As law professors, we tend to teach in ways we were taught in law school, using methods we found effective as students.

For example, my very first law professor, Adrienne Davis, kicked off our first-semester 1L Contracts class with an unconventional assignment:  read the book, or watch the film: “The Remains of the Day.” What could this novel possibly have to do with first-year Contracts?  Professor Davis wouldn’t tell us. “You’ll see” she said.  “you’ll see.”  So I read the book.  Or I tried to. And then I became impatient about three chapters in because there was no contract dispute.  And my 1L brain was very angry.  “What is the point?!” my 1L brain screamed. So I watched the film.  And I still didn’t get it.  The story is about an English butler. It has nothing to do with Contracts.

So we 1Ls in Professor Adrienne Davis’s Contracts class were rather disgruntled.  “What was the point?” We silently asked her with our glares and our eye rolls.  “The point,” she said wisely, “was to give you a chance to contemplate duty.  Attorneys have duties to their profession and their clients.  The Butler in the book was grappling with his duty to his household.”

Professor Davis wanted us to consider what sort of attorneys we would be; what we saw as our professional roles and duties as lawyers. And that is what I invite my students to contemplate as well.  It is an invitation to tap into what I call “Self-Aware Professionalism.”

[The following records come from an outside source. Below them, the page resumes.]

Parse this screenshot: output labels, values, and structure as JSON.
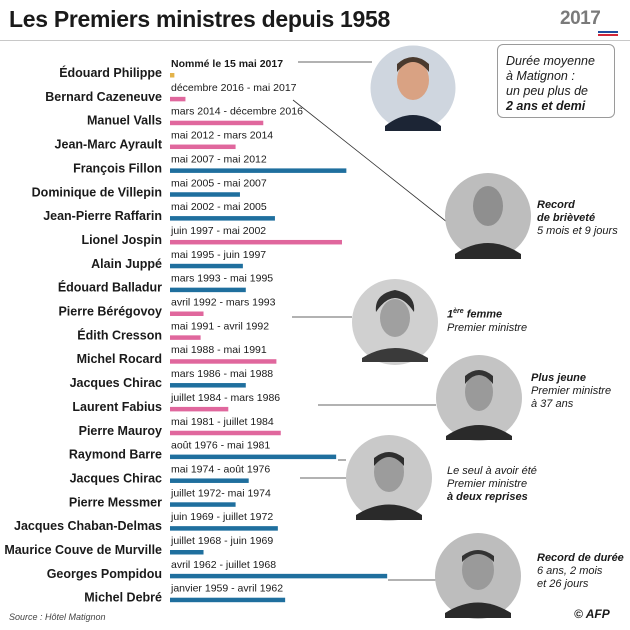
{
  "title": "Les Premiers ministres depuis 1958",
  "badge": {
    "year": "2017"
  },
  "avg_box": {
    "line1": "Durée moyenne",
    "line2": "à Matignon :",
    "line3": "un peu plus de",
    "line4": "2 ans et demi"
  },
  "notes": {
    "record_brevete_1": "Record",
    "record_brevete_2": "de brièveté",
    "record_brevete_3": "5 mois et 9 jours",
    "premiere_femme_sup": "ère",
    "premiere_femme_1": "1",
    "premiere_femme_2": "femme",
    "premiere_femme_3": "Premier ministre",
    "plus_jeune_1": "Plus jeune",
    "plus_jeune_2": "Premier ministre",
    "plus_jeune_3": "à 37 ans",
    "deux_reprises_1": "Le seul à avoir été",
    "deux_reprises_2": "Premier ministre",
    "deux_reprises_3": "à deux reprises",
    "record_duree_1": "Record de durée",
    "record_duree_2": "6 ans, 2 mois",
    "record_duree_3": "et 26 jours"
  },
  "source": "Source : Hôtel Matignon",
  "credit": "© AFP",
  "colors": {
    "blue": "#1f6f9e",
    "pink": "#e0679d",
    "gold": "#e3b34a",
    "text": "#1a1a1a",
    "line": "#333333"
  },
  "chart_data": {
    "type": "bar",
    "orientation": "horizontal",
    "value_unit": "months in office (bar length)",
    "rows": [
      {
        "name": "Édouard Philippe",
        "period": "Nommé le 15 mai 2017",
        "months": 1.5,
        "color": "gold"
      },
      {
        "name": "Bernard Cazeneuve",
        "period": "décembre 2016 - mai 2017",
        "months": 5.3,
        "color": "pink"
      },
      {
        "name": "Manuel Valls",
        "period": "mars 2014 - décembre 2016",
        "months": 32,
        "color": "pink"
      },
      {
        "name": "Jean-Marc Ayrault",
        "period": "mai 2012 - mars 2014",
        "months": 22.5,
        "color": "pink"
      },
      {
        "name": "François Fillon",
        "period": "mai 2007 - mai 2012",
        "months": 60.5,
        "color": "blue"
      },
      {
        "name": "Dominique de Villepin",
        "period": "mai 2005 - mai 2007",
        "months": 24,
        "color": "blue"
      },
      {
        "name": "Jean-Pierre Raffarin",
        "period": "mai 2002 - mai 2005",
        "months": 36,
        "color": "blue"
      },
      {
        "name": "Lionel Jospin",
        "period": "juin 1997 - mai 2002",
        "months": 59,
        "color": "pink"
      },
      {
        "name": "Alain Juppé",
        "period": "mai 1995 - juin 1997",
        "months": 25,
        "color": "blue"
      },
      {
        "name": "Édouard Balladur",
        "period": "mars 1993 - mai 1995",
        "months": 26,
        "color": "blue"
      },
      {
        "name": "Pierre Bérégovoy",
        "period": "avril 1992 - mars 1993",
        "months": 11.5,
        "color": "pink"
      },
      {
        "name": "Édith Cresson",
        "period": "mai 1991 - avril 1992",
        "months": 10.5,
        "color": "pink"
      },
      {
        "name": "Michel Rocard",
        "period": "mai 1988 - mai 1991",
        "months": 36.5,
        "color": "pink"
      },
      {
        "name": "Jacques Chirac",
        "period": "mars 1986 - mai 1988",
        "months": 26,
        "color": "blue"
      },
      {
        "name": "Laurent Fabius",
        "period": "juillet 1984 - mars 1986",
        "months": 20,
        "color": "pink"
      },
      {
        "name": "Pierre Mauroy",
        "period": "mai 1981 - juillet 1984",
        "months": 38,
        "color": "pink"
      },
      {
        "name": "Raymond Barre",
        "period": "août 1976 - mai 1981",
        "months": 57,
        "color": "blue"
      },
      {
        "name": "Jacques Chirac",
        "period": "mai 1974 - août 1976",
        "months": 27,
        "color": "blue"
      },
      {
        "name": "Pierre Messmer",
        "period": "juillet 1972- mai 1974",
        "months": 22.5,
        "color": "blue"
      },
      {
        "name": "Jacques Chaban-Delmas",
        "period": "juin 1969 - juillet 1972",
        "months": 37,
        "color": "blue"
      },
      {
        "name": "Maurice Couve de Murville",
        "period": "juillet 1968 - juin 1969",
        "months": 11.5,
        "color": "blue"
      },
      {
        "name": "Georges Pompidou",
        "period": "avril 1962 - juillet 1968",
        "months": 74.5,
        "color": "blue"
      },
      {
        "name": "Michel Debré",
        "period": "janvier 1959 - avril 1962",
        "months": 39.5,
        "color": "blue"
      }
    ]
  }
}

Socrates stressed the importance of self-awareness.  In 2007, law professor Paula Lustbader channeled Socrates when she wrote: “It is ironic that in institutions where the Socratic Method is the main currency, law schools do not do more to promote reflection.  Socrates himself states, ‘[L]ife without enquiry is not worth living.’ Through reflection and discernment, students develop skills to endure and excel with grace in humility in law school as well as in the profession.”

Reflection and discernment, as Lustbader wisely notes, have a place in legal education.  Her language about “students develop[ing] skills” could deceive the reader into thinking reflective learning is only useful in legal skills courses.  Yet, as my first-year Contracts professor also perceived, reflection and discernment have a place in traditional doctrinal law teaching as well.  Students learning legal doctrine surely benefit from a professor who creates space for critical reflection on the multifaceted causes and effects of that doctrine.  Reflective learning cultivates a robust and sustainable system of legal education.

2 Responses

  1. I loved this post from Jill. Especially as I now teach only in the classroom I must work harder to create reflective opportunities than I did when teaching the Semester in Practice. One strategy I use is an off campus class for which I invite Legal Profession students to my home for reflective class over a meal. They are invited in small groups (7-9 students). Their advance preparation is to read the problem devoted to Pro Bono work (in “Legal Ethics in the Practice of Law,” our ethics course book) and to read a work of non-fiction about a lawyer. Our goal is professional development, the method is reflection. Perhaps because I live 30 minutes from campus I get more resistance than one might expect but students almost all comment very positively afterward and many make the connection to self-reflection throughout their professional lives. What else are people doing?

  2. Insightful post here! I definitely am glad for professors still in touch with what worked for them as law students. And I do think self-awareness is something I hope most lawyers have – perhaps not all law students yet, though! Thanks for sharing.